Telefônica: será preciso que novo presidente remova barreiras a partir de janeiro

O diretor-presidente da Telefônica Brasil, Eduardo Navarro, direcionou seu discurso na Futurecom – feira do setor de telecomunicações – ao futuro novo presidente da República e defendeu que a conectividade da população à internet rápida seja uma prioridade do próximo governo. “Para isso, será preciso remover barreiras desde já, desde primeiro de janeiro”, afirmou.

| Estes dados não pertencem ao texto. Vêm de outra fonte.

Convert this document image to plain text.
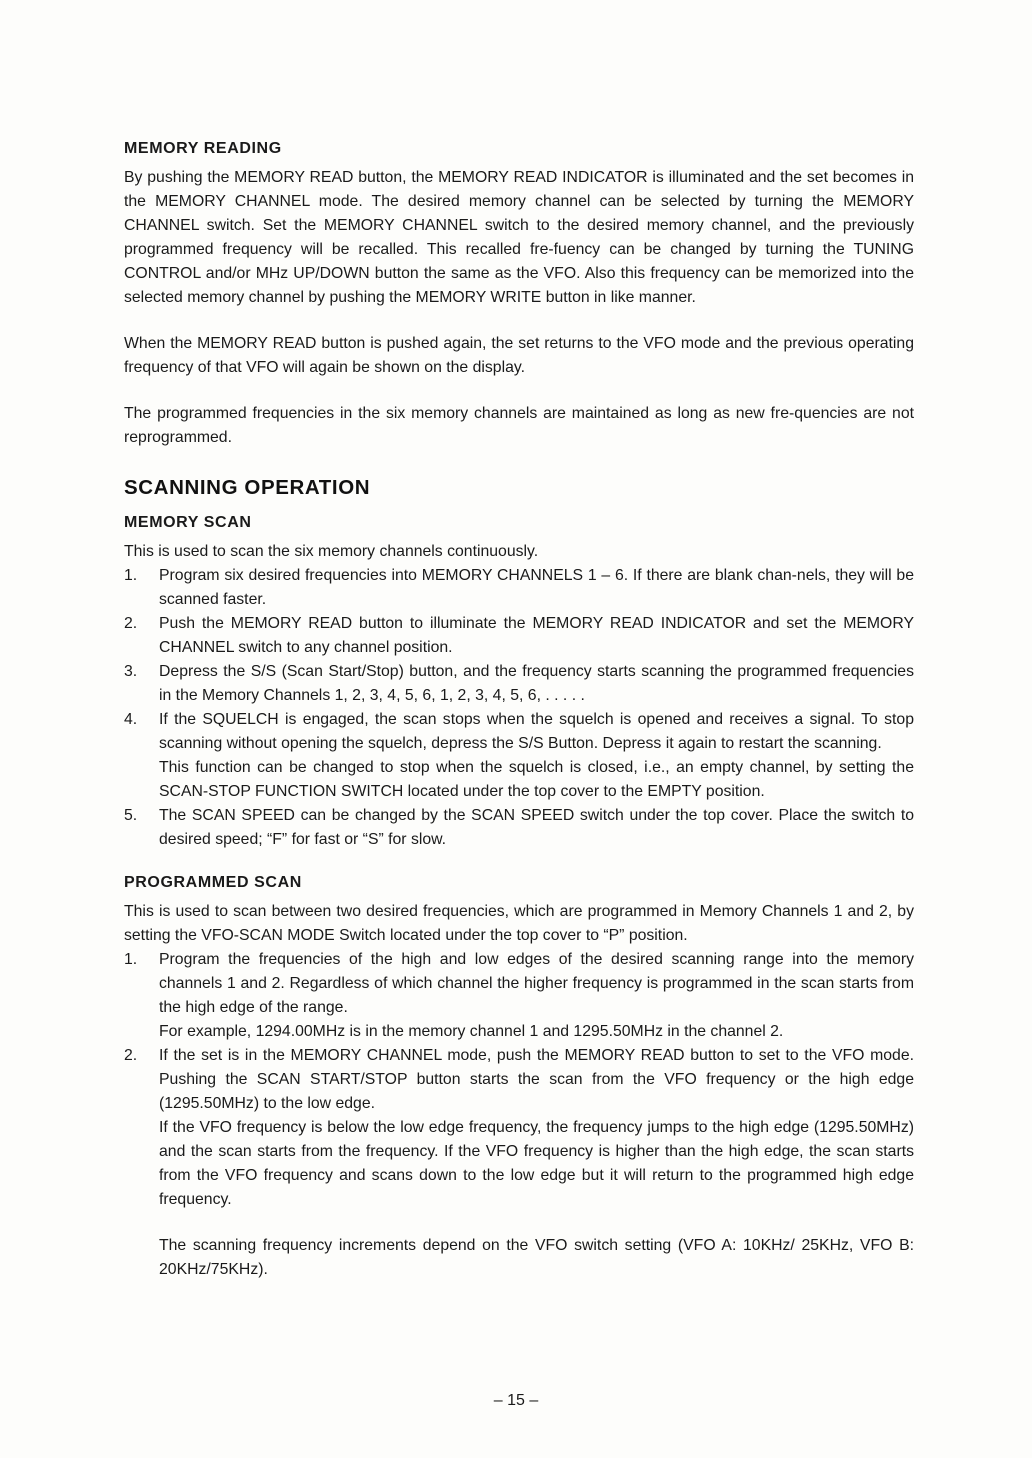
MEMORY READING

By pushing the MEMORY READ button, the MEMORY READ INDICATOR is illuminated and the set becomes in the MEMORY CHANNEL mode. The desired memory channel can be selected by turning the MEMORY CHANNEL switch. Set the MEMORY CHANNEL switch to the desired memory channel, and the previously programmed frequency will be recalled. This recalled fre-fuency can be changed by turning the TUNING CONTROL and/or MHz UP/DOWN button the same as the VFO. Also this frequency can be memorized into the selected memory channel by pushing the MEMORY WRITE button in like manner.

When the MEMORY READ button is pushed again, the set returns to the VFO mode and the previous operating frequency of that VFO will again be shown on the display.

The programmed frequencies in the six memory channels are maintained as long as new fre-quencies are not reprogrammed.

SCANNING OPERATION
MEMORY SCAN

This is used to scan the six memory channels continuously.

1. Program six desired frequencies into MEMORY CHANNELS 1 – 6. If there are blank chan-nels, they will be scanned faster.

2. Push the MEMORY READ button to illuminate the MEMORY READ INDICATOR and set the MEMORY CHANNEL switch to any channel position.

3. Depress the S/S (Scan Start/Stop) button, and the frequency starts scanning the programmed frequencies in the Memory Channels 1, 2, 3, 4, 5, 6, 1, 2, 3, 4, 5, 6, . . . . .

4. If the SQUELCH is engaged, the scan stops when the squelch is opened and receives a signal. To stop scanning without opening the squelch, depress the S/S Button. Depress it again to restart the scanning.

This function can be changed to stop when the squelch is closed, i.e., an empty channel, by setting the SCAN-STOP FUNCTION SWITCH located under the top cover to the EMPTY position.

5. The SCAN SPEED can be changed by the SCAN SPEED switch under the top cover. Place the switch to desired speed; “F” for fast or “S” for slow.

PROGRAMMED SCAN

This is used to scan between two desired frequencies, which are programmed in Memory Channels 1 and 2, by setting the VFO-SCAN MODE Switch located under the top cover to “P” position.

1. Program the frequencies of the high and low edges of the desired scanning range into the memory channels 1 and 2. Regardless of which channel the higher frequency is programmed in the scan starts from the high edge of the range.

For example, 1294.00MHz is in the memory channel 1 and 1295.50MHz in the channel 2.

2. If the set is in the MEMORY CHANNEL mode, push the MEMORY READ button to set to the VFO mode. Pushing the SCAN START/STOP button starts the scan from the VFO frequency or the high edge (1295.50MHz) to the low edge.

If the VFO frequency is below the low edge frequency, the frequency jumps to the high edge (1295.50MHz) and the scan starts from the frequency. If the VFO frequency is higher than the high edge, the scan starts from the VFO frequency and scans down to the low edge but it will return to the programmed high edge frequency.

The scanning frequency increments depend on the VFO switch setting (VFO A: 10KHz/ 25KHz, VFO B: 20KHz/75KHz).

– 15 –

Navarro criticou o que considera uma regulamentação pesada e obsoleta no setor, que inclui, por exemplo, a manutenção de milhares de orelhões ao redor do País, mesmo que esse equipamento esteja caindo em desuso. “As obrigações regulatórias que temos são completamente ultrapassadas”, apontou.

Segundo ele, cerca de 75% da rede de orelhões não fez nem recebe chamadas.

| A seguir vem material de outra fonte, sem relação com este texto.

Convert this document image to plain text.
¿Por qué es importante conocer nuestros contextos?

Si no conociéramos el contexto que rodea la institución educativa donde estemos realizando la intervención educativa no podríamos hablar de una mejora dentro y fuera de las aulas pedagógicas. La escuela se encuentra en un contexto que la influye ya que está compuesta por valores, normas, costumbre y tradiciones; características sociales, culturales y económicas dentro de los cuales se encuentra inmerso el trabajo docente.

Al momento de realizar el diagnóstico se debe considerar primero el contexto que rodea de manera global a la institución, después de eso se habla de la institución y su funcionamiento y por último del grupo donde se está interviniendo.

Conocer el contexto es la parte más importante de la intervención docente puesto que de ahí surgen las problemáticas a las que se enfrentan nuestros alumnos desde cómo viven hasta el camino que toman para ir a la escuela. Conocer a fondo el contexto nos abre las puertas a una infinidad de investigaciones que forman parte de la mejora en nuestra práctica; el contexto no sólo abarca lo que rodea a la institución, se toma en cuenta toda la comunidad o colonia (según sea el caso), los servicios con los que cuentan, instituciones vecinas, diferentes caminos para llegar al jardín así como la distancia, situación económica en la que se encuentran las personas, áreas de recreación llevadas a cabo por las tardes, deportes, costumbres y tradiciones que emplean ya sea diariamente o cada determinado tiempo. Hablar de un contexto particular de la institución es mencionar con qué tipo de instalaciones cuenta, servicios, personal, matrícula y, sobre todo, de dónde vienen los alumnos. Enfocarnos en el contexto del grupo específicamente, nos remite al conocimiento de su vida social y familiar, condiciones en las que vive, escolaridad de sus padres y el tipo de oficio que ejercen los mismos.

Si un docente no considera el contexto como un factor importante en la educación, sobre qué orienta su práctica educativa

O executivo ressaltou que as empresas de telecomunicações já investiram aproximadamente R$ 900 bilhões desde a privatização do setor, no fim dos anos 1990. Isso coloca o setor como o terceiro que mais investe no Brasil, atrás apenas do conjunto das empresas de petróleo e energia.

Na sua avaliação, o problema do setor de telecomunicações não é a falta de investimentos ou a remessa de lucro para os acionistas estrangeiros, mas sim entraves de ordem regulatória e tributária que reduzem o retorno dos investimentos e inibem mais aportes. “A tributação, sabemos que não se pode mudar no curto prazo, é a mais elevada do mundo”, disse.

O diretor-presidente da Telefônica Brasil pediu que o novo governo estabeleça um pacto para priorizar a digitalização dos serviços. “É uma nova oportunidade para se resolver problemas do Brasil nas áreas da educação, saúde, segurança, entre outros”, defendeu.